В тот же миг я почувствовал, что бочка в самом деле поднимается, и понял, что поляк не обманул, его ракета действительно несёт нас в небеса.
- Поехали! - закричал я, в восторге взмахнув руками. - Пое... - и осёкся, потому что на меня навалилась ужасная тяжесть. Кричать я не мог, да и бесполезно было: гул под нами превратился в невыносимый грохот. Я лежал, вдавленный в подушки, совершенно беспомощный, неспособный пошевелить ни рукой, ни ногой.
- Проклятый механик! - едва выдавил я из себя, потому что под навалившейся на меня тяжестью даже дышал с трудом.
Не знаю, продолжалось ли это несколько минут или часов. Наверное, всё-таки минут - несколько часов я бы не выдержал. Тяжесть исчезла так же внезапно, как до того возникла, грохот смолк, и сквозь оставшийся в ушах гул я услышал слова императора:
- Отработала первая ступень.
Эту фразу я не понял, а переспросить не успел. Снова меня вдавила в подушки тяжесть, и снова оглушил грохот - теперь гораздо ближе. Вдыхая тяжёлый, как морская вода, воздух, я понял, что чувствует утопающий в последние секунды своей жизни. Впрочем, теперь я знал, что это когда-то кончится, и оно действительно кончилось. Грохот прекратился, я почувствовал себя почти невесомым. Что-то шипело совсем близко, под дном бочки, а может, у меня в ушах. Потом я услышал металлический голос императора:
- Держитесь, ещё немного.
Конец фразы накрыла новая волна грохота, такая близкая, что я подумал: теперь-то нам точно конец. Снова навалилась тяжесть, но сейчас она казалась вполне сносной; а может быть, я уже привык. Мне даже хватило сил повернуть голову и посмотреть на лежащего рядом императора. Он тоже смотрел на меня. Он шевельнул губами, пытаясь что-то сказать, но я не расслышал его слов. Впрочем, это не имело значения, главное - император жив!
В этот момент грохот прекратился, шипение тоже. Наступила тишина, и одновременно я испытал ощущение, которое могу вам описать лишь приблизительно: чтобы понять это, надо испытать самому.
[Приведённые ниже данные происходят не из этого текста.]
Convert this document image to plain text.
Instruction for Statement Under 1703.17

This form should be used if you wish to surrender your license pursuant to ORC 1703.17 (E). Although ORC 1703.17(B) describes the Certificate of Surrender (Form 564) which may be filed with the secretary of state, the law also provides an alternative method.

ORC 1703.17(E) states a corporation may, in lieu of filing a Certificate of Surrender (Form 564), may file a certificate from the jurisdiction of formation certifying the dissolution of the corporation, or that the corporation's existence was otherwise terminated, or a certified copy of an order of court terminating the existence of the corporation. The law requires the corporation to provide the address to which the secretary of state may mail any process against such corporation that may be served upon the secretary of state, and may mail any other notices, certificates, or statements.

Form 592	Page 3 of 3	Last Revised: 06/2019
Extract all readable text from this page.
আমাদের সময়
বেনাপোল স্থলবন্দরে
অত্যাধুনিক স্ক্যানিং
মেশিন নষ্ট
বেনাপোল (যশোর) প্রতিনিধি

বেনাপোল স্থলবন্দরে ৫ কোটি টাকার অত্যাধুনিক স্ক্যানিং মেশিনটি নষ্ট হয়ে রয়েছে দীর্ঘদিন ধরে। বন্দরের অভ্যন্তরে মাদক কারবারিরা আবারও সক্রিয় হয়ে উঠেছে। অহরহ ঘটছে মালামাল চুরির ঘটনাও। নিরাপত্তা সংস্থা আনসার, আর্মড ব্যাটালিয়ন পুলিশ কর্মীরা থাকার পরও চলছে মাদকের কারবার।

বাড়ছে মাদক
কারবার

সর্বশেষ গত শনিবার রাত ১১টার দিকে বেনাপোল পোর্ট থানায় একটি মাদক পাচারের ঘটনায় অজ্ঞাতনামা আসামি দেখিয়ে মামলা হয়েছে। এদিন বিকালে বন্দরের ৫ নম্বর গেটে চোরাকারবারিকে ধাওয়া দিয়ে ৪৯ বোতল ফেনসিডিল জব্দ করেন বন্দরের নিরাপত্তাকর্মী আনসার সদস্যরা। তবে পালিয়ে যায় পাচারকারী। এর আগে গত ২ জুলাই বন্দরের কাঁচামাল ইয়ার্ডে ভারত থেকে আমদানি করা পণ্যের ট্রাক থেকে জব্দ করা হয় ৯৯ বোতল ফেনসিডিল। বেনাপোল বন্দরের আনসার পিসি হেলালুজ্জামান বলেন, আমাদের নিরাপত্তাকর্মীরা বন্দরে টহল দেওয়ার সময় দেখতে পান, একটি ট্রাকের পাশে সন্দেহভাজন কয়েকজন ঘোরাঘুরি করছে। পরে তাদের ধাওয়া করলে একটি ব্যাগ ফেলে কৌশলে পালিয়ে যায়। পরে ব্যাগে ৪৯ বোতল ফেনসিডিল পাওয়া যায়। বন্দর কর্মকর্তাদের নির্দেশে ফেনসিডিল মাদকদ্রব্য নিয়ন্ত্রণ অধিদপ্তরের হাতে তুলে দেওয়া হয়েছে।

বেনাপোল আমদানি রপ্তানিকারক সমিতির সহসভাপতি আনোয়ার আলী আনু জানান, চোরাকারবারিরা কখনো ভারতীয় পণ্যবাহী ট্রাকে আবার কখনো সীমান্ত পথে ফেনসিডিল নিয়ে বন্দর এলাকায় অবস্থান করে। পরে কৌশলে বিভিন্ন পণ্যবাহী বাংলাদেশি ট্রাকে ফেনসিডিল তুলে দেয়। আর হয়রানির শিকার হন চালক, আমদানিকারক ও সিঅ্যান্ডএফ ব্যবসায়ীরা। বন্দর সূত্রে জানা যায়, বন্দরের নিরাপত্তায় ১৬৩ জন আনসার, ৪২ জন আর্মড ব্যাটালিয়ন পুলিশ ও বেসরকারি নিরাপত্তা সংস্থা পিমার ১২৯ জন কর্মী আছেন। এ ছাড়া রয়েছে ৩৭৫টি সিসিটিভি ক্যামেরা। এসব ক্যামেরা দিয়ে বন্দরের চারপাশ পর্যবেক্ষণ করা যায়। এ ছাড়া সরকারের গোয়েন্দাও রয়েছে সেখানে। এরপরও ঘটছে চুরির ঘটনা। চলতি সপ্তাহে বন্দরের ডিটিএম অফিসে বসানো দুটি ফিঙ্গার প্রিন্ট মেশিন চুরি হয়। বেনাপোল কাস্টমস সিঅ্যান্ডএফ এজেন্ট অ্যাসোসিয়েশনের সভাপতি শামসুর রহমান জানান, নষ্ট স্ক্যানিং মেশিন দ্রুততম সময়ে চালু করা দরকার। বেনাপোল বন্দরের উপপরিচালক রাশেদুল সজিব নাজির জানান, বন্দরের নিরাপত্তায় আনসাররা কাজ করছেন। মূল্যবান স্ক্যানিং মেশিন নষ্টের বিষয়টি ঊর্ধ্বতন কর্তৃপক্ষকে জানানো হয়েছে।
Оно было приятным и неприятным одновременно. Я стал совершенно невесомым. Я мог летать, парить, наконец, просто висеть в пространстве, не шевелясь. И в то же время это было как нескончаемое падение. Что-то подобное я испытывал во время шторма в Бискайском заливе, когда меня везли на английском корабле из Португалии в Англию; однако там падения - пусть долгие, но не бесконечные - сменялись взлётами, а здесь я падал непрерывно.
Когда пропала тяжесть, подушки, прежде сдавленные нашим весом, распрямились и подбросили нас. К счастью, меня удержала перевязь сабли, зацепившись за что-то подо мной. А вот императора не держало ничто, и он полетел вверх - впрочем, понятия "верх" и "низ" теперь потеряли смысл.
Как только предметы в бочке потеряли вес, свеча в фонаре погасла, но полной темноты не наступило. В стенках бочки обнаружились два круглых окошка - моряки называют их иллюминаторами, и эти я решил называть так же, тем более что постоянно находил у нашего полёта сходство с плаванием на корабле.
Через один из иллюминаторов проникал какой-то странный свет - зеленоватый, голубоватый; я понятия не имел о его источнике. В этом призрачном свете я видел то, что происходило внутри. Император, ударившись шлемом о крышку, отлетел к иллюминатору, противоположному тому, через который в бочку падал свет. Здесь он ухватился руками за его стальную окантовку и остановил своё беспорядочное парение. Держась руками, он выглянул наружу, потом оттолкнулся и полетел (скорее даже поплыл) к иллюминатору напротив. Загородив его своим шлемом, он стал в него смотреть, а я, отцепившись от сабли, выглянул в другое окошко. В нём я увидел россыпь звёзд, таких ярких, каких не бывает даже в горах.
Но, честно говоря, смотреть на звёзды было неинтересно, а Луны я не видел; скорее всего, она находилась с другой стороны. Я оторвался от звёздного неба, обернулся и похолодел. В слабом свете я видел, как в воздухе плавают различные предметы: корзина с едой, подзорная труба, сабля, пистолеты. Один из пистолетов спусковым крючком зацепил ремень подзорной трубы. Сейчас они летели в разные стороны, ремень вот-вот должен был дёрнуть за спусковой крючок, а ствол пистолета смотрел императору в спину!
Вероятно, почувствовав опасность, император обернулся. Увидев пистолет, он сделал руками движение, как будто хотел закрыться от пули. От этого жеста его бросило к стенке, он взмахнул ногами, попал по подзорной трубе, которая своим ремнём рванула спусковой крючок. При свете звёзд мне удалось через стекло шлема разглядеть выражение его лица - нет, друзья мои, этого мне не забыть никогда!
Оттолкнувшись от своей стенки, я бросился к пистолету и наотмашь ударил его по стволу, чтобы отвести в сторону, и это мне удалось! В следующий миг мы с императором столкнулись шлемами, и тут же грянул выстрел.
Вам не доводилось стоять прямо под колоколом, когда он звонит? Мне - нет, но то, что мы тогда испытали, как мне кажется, очень на это похоже. Несколько секунд (или минут?) полностью выпали из моего сознания, а когда я снова стал способен воспринимать действительность, от ощущения невесомости не осталось и следа. Наоборот, я чувствовал возросшую тяжесть во всём теле - не знаю, от собственной слабости, или это опять было какое-то неизвестное мне научное явление. Я лежал на дне бочки, подушки - горой на мне сверху. В бок упиралось что-то твёрдое; когда я ощупал это рукой, оно оказалось фонарём. Из чего я заключил, что бочка перевернулась и то, что я считаю дном, раньше было крышкой.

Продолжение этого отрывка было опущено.